The attack flow typically involves:
- An attacker gains initial access to a Windows system with a low-privileged account
- The attacker crafts a malicious IOCTL request with specific parameters designed to trigger the integer truncation
- The request is sent to the cng.sys driver through the DeviceIoControl API
- The undersized buffer allocation combined with oversized data write causes kernel pool corruption
- Through heap spray techniques and controlled memory layout, the attacker gains arbitrary code execution in kernel mode
- The attacker obtains SYSTEM-level privileges on the compromised system
Detection Methods for CVE-2020-17087
Indicators of Compromise
- Unusual IOCTL requests targeting the \Device\CNG device object
- Abnormal process behavior following cryptographic API calls, particularly from untrusted applications
- System crashes (BSOD) with stop codes related to kernel pool corruption or cng.sys
- Unexpected privilege escalation events where low-privileged processes spawn SYSTEM-level child processes
Detection Strategies
- Monitor for suspicious DeviceIoControl calls targeting cng.sys with abnormal buffer sizes
- Implement kernel-level monitoring for pool corruption patterns associated with this vulnerability
- Deploy endpoint detection solutions capable of detecting kernel exploitation techniques
- Use Windows Event Tracing (ETW) to monitor cryptographic driver activity
Monitoring Recommendations
- Enable and monitor Windows Security Event logs for privilege escalation events (Event ID 4672, 4673)
- Configure endpoint detection and response (EDR) tools to alert on suspicious kernel driver interactions
- Monitor for processes making unusual cryptographic API calls followed by privilege changes
- Implement behavioral analysis to detect exploitation chains combining this vulnerability with initial access vectors
How to Mitigate CVE-2020-17087
Immediate Actions Required
- Apply the Microsoft security update immediately to all affected Windows systems
- Prioritize patching for internet-facing systems and high-value assets due to confirmed active exploitation
- Review systems for signs of compromise given this vulnerability's inclusion in CISA's KEV catalog
- Implement application whitelisting to prevent unauthorized code execution that could leverage this vulnerability
Patch Information
Microsoft has released security updates addressing this vulnerability. Patches are available through the Microsoft Security Response Center (MSRC) advisory.

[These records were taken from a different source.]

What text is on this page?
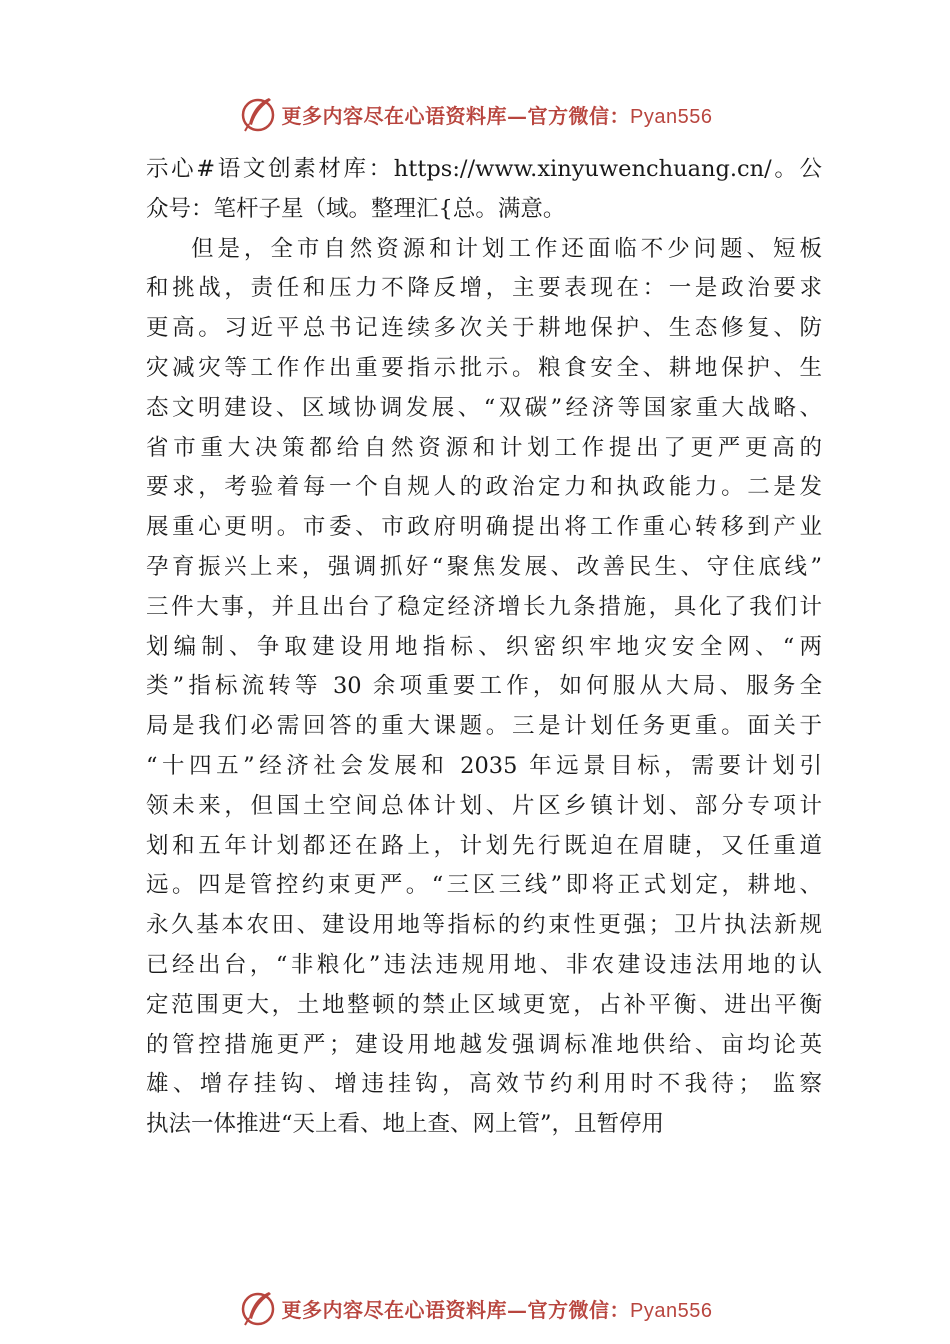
更多内容尽在心语资料库—官方微信：Pyan556
示心#语文创素材库：https://www.xinyuwenchuang.cn/。公
众号：笔杆子星（域。整理汇{总。满意。
但是，全市自然资源和计划工作还面临不少问题、短板
和挑战，责任和压力不降反增，主要表现在：一是政治要求
更高。习近平总书记连续多次关于耕地保护、生态修复、防
灾减灾等工作作出重要指示批示。粮食安全、耕地保护、生
态文明建设、区域协调发展、“双碳”经济等国家重大战略、
省市重大决策都给自然资源和计划工作提出了更严更高的
要求，考验着每一个自规人的政治定力和执政能力。二是发
展重心更明。市委、市政府明确提出将工作重心转移到产业
孕育振兴上来，强调抓好“聚焦发展、改善民生、守住底线”
三件大事，并且出台了稳定经济增长九条措施，具化了我们计
划编制、争取建设用地指标、织密织牢地灾安全网、“两
类”指标流转等 30 余项重要工作，如何服从大局、服务全
局是我们必需回答的重大课题。三是计划任务更重。面关于
“十四五”经济社会发展和 2035 年远景目标，需要计划引
领未来，但国土空间总体计划、片区乡镇计划、部分专项计
划和五年计划都还在路上，计划先行既迫在眉睫，又任重道
远。四是管控约束更严。“三区三线”即将正式划定，耕地、
永久基本农田、建设用地等指标的约束性更强；卫片执法新规
已经出台，“非粮化”违法违规用地、非农建设违法用地的认
定范围更大，土地整顿的禁止区域更宽，占补平衡、进出平衡
的管控措施更严；建设用地越发强调标准地供给、亩均论英
雄、增存挂钩、增违挂钩，高效节约利用时不我待； 监察
执法一体推进“天上看、地上查、网上管”，且暂停用
更多内容尽在心语资料库—官方微信：Pyan556
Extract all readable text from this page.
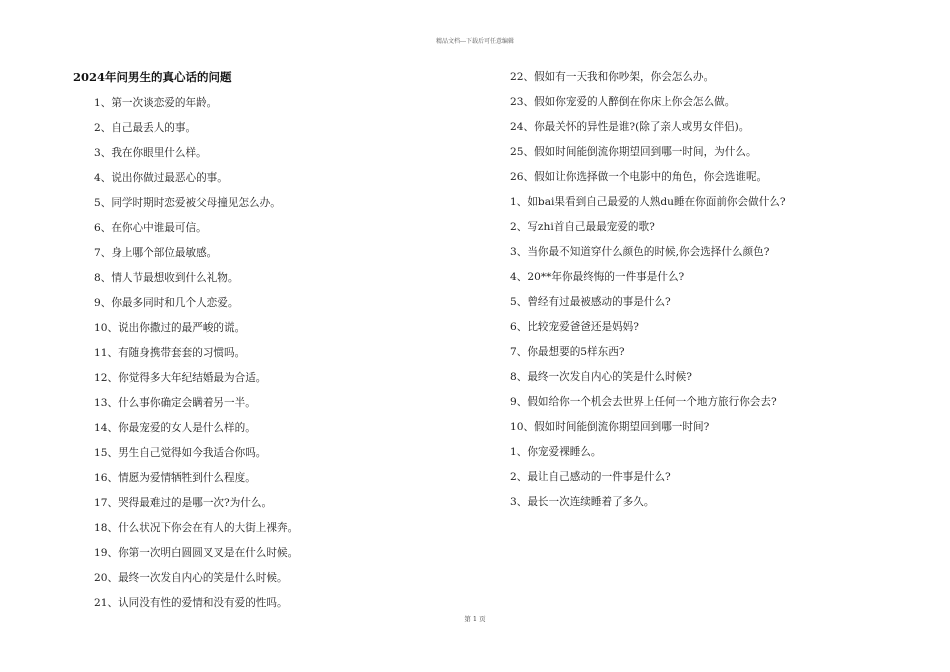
精品文档---下载后可任意编辑
2024年问男生的真心话的问题
1、第一次谈恋爱的年龄。
2、自己最丢人的事。
3、我在你眼里什么样。
4、说出你做过最恶心的事。
5、同学时期时恋爱被父母撞见怎么办。
6、在你心中谁最可信。
7、身上哪个部位最敏感。
8、情人节最想收到什么礼物。
9、你最多同时和几个人恋爱。
10、说出你撒过的最严峻的谎。
11、有随身携带套套的习惯吗。
12、你觉得多大年纪结婚最为合适。
13、什么事你确定会瞒着另一半。
14、你最宠爱的女人是什么样的。
15、男生自己觉得如今我适合你吗。
16、情愿为爱情牺牲到什么程度。
17、哭得最难过的是哪一次?为什么。
18、什么状况下你会在有人的大街上裸奔。
19、你第一次明白圆圆叉叉是在什么时候。
20、最终一次发自内心的笑是什么时候。
21、认同没有性的爱情和没有爱的性吗。
22、假如有一天我和你吵架，你会怎么办。
23、假如你宠爱的人醉倒在你床上你会怎么做。
24、你最关怀的异性是谁?(除了亲人或男女伴侣)。
25、假如时间能倒流你期望回到哪一时间，为什么。
26、假如让你选择做一个电影中的角色，你会选谁呢。
1、如bai果看到自己最爱的人熟du睡在你面前你会做什么?
2、写zhi首自己最最宠爱的歌?
3、当你最不知道穿什么颜色的时候,你会选择什么颜色?
4、20**年你最终悔的一件事是什么?
5、曾经有过最被感动的事是什么?
6、比较宠爱爸爸还是妈妈?
7、你最想要的5样东西?
8、最终一次发自内心的笑是什么时候?
9、假如给你一个机会去世界上任何一个地方旅行你会去?
10、假如时间能倒流你期望回到哪一时间?
1、你宠爱裸睡么。
2、最让自己感动的一件事是什么?
3、最长一次连续睡着了多久。
第 1 页
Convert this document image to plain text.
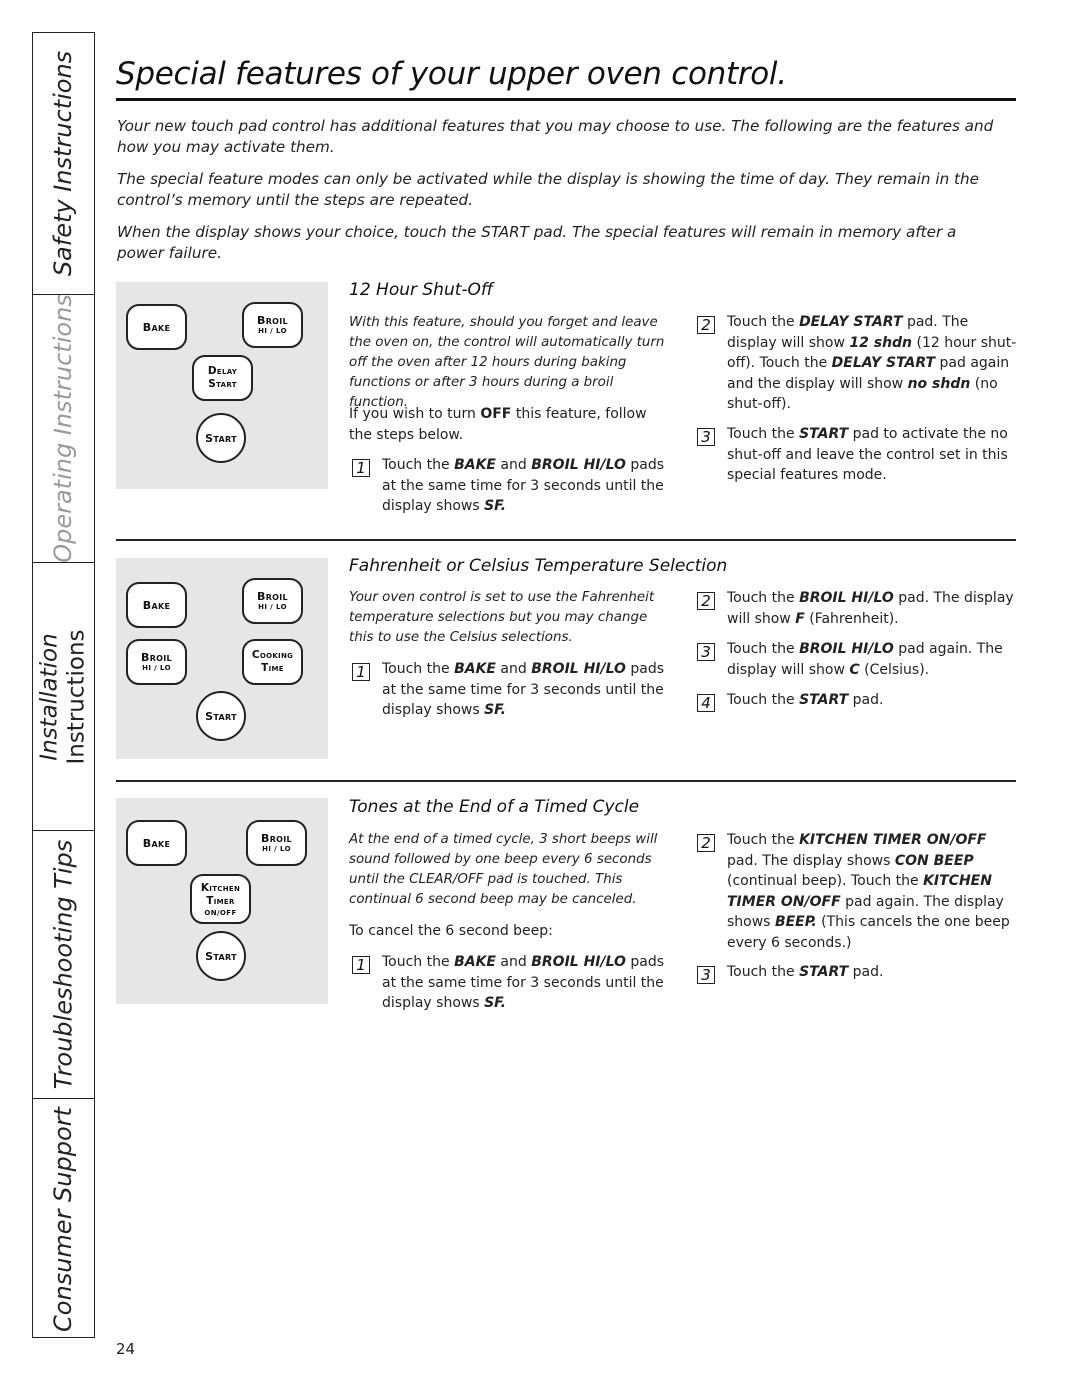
Safety Instructions
Operating Instructions
Installation Instructions
Troubleshooting Tips
Consumer Support
Special features of your upper oven control.

Your new touch pad control has additional features that you may choose to use. The following are the features and how you may activate them.

The special feature modes can only be activated while the display is showing the time of day. They remain in the control’s memory until the steps are repeated.

When the display shows your choice, touch the START pad. The special features will remain in memory after a power failure.

Bake	Broil
HI / LO
Delay
Start
Start
12 Hour Shut-Off

With this feature, should you forget and leave the oven on, the control will automatically turn off the oven after 12 hours during baking functions or after 3 hours during a broil function.

If you wish to turn OFF this feature, follow the steps below.

1	Touch the BAKE and BROIL HI/LO pads at the same time for 3 seconds until the display shows SF.
2	Touch the DELAY START pad. The display will show 12 shdn (12 hour shut-off). Touch the DELAY START pad again and the display will show no shdn (no shut-off).
3	Touch the START pad to activate the no shut-off and leave the control set in this special features mode.
Bake
Broil
HI / LO
Broil
HI / LO
Cooking
Time
Start
Fahrenheit or Celsius Temperature Selection

Your oven control is set to use the Fahrenheit temperature selections but you may change this to use the Celsius selections.

1	Touch the BAKE and BROIL HI/LO pads at the same time for 3 seconds until the display shows SF.
2	Touch the BROIL HI/LO pad. The display will show F (Fahrenheit).
3	Touch the BROIL HI/LO pad again. The display will show C (Celsius).
4	Touch the START pad.
Bake	Broil
HI / LO
Kitchen
Timer
ON/OFF
Start
Tones at the End of a Timed Cycle

At the end of a timed cycle, 3 short beeps will sound followed by one beep every 6 seconds until the CLEAR/OFF pad is touched. This continual 6 second beep may be canceled.

To cancel the 6 second beep:

1	Touch the BAKE and BROIL HI/LO pads at the same time for 3 seconds until the display shows SF.
2	Touch the KITCHEN TIMER ON/OFF pad. The display shows CON BEEP (continual beep). Touch the KITCHEN TIMER ON/OFF pad again. The display shows BEEP. (This cancels the one beep every 6 seconds.)
3	Touch the START pad.
24
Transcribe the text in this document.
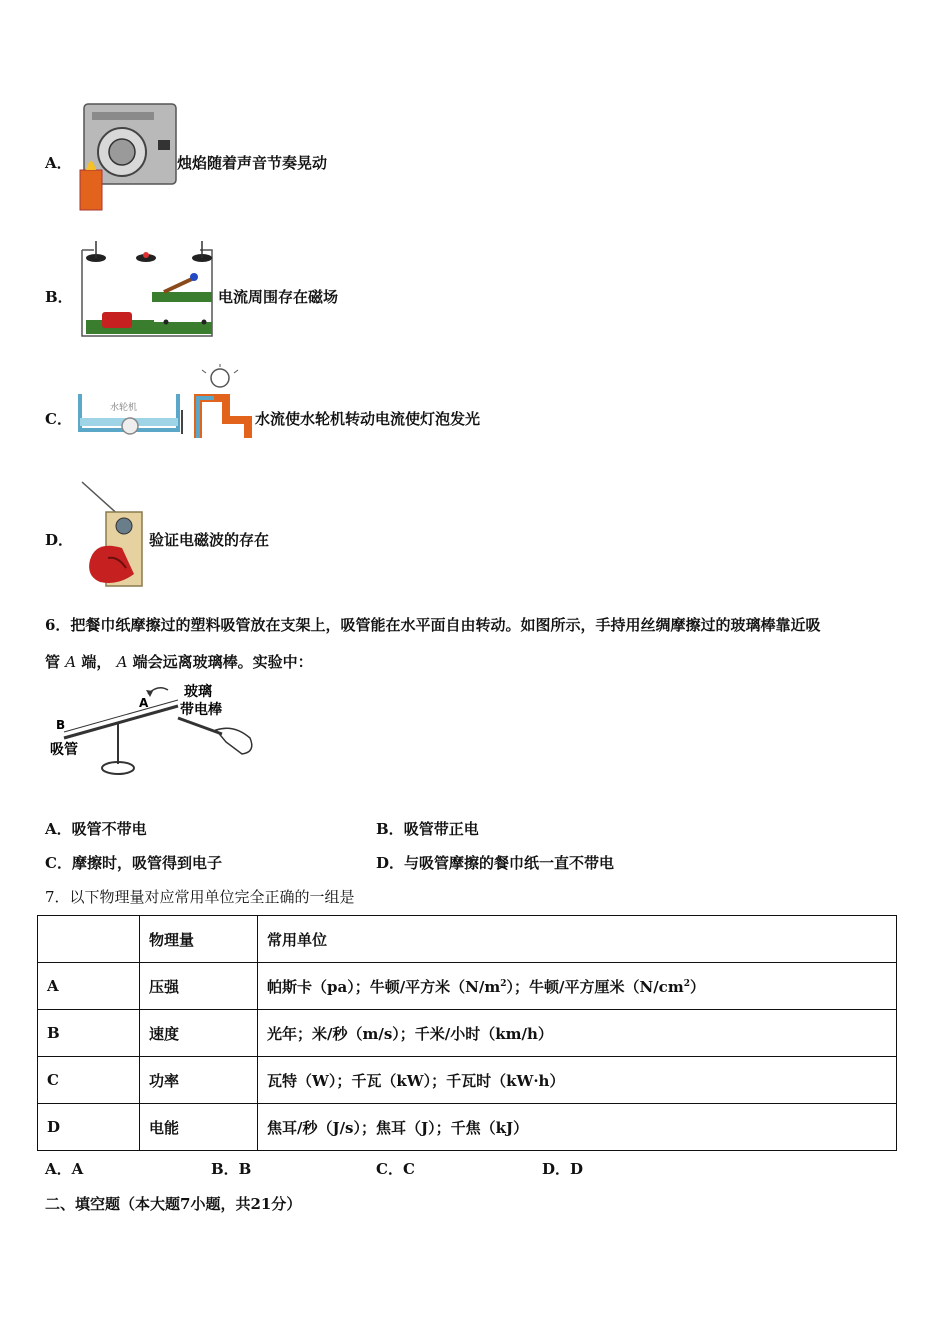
A．	烛焰随着声音节奏晃动
B．	电流周围存在磁场
C．
水轮机
水流使水轮机转动电流使灯泡发光
D．	验证电磁波的存在
6．把餐巾纸摩擦过的塑料吸管放在支架上，吸管能在水平面自由转动。如图所示，手持用丝绸摩擦过的玻璃棒靠近吸
管 A 端， A 端会远离玻璃棒。实验中：
B
A
吸管
玻璃
带电棒
A．吸管不带电	B．吸管带正电
C．摩擦时，吸管得到电子	D．与吸管摩擦的餐巾纸一直不带电
7．以下物理量对应常用单位完全正确的一组是
	物理量	常用单位
A	压强	帕斯卡（pa）；牛顿/平方米$(N/m^2)$；牛顿/平方厘米$(N/cm^2)$
B	速度	光年；米/秒（m/s）；千米/小时（km/h）
C	功率	瓦特（W）；千瓦（kW）；千瓦时（kW·h）
D	电能	焦耳/秒（J/s）；焦耳（J）；千焦（kJ）
A．A	B．B	C．C	D．D
二、填空题（本大题7小题，共21分）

Organizations should apply the appropriate updates for their Windows versions through Windows Update, WSUS, or SCCM.
Given this vulnerability is listed in the CISA Known Exploited Vulnerabilities Catalog, federal agencies and organizations following CISA guidance are required to remediate this vulnerability according to mandated timelines.
Workarounds
- Limit local access to systems by enforcing strict user account policies and least privilege principles
- Implement network segmentation to contain potential lateral movement if exploitation occurs
- Deploy application control solutions to prevent execution of untrusted code that could exploit this vulnerability
- Monitor and restrict access to cryptographic APIs for non-essential applications
# Verify patch installation status
wmic qfe list | findstr /i "KB4586781 KB4586786 KB4586787"
# Check cng.sys driver version (patched versions will have updated timestamps)
dir C:\Windows\System32\drivers\cng.sys
# Enable advanced audit logging for privilege escalation detection
auditpol /set /subcategory:"Sensitive Privilege Use" /success:enable /failure:enable
Disclaimer: This content was generated using AI. While we strive for accuracy, please verify critical information with official sources.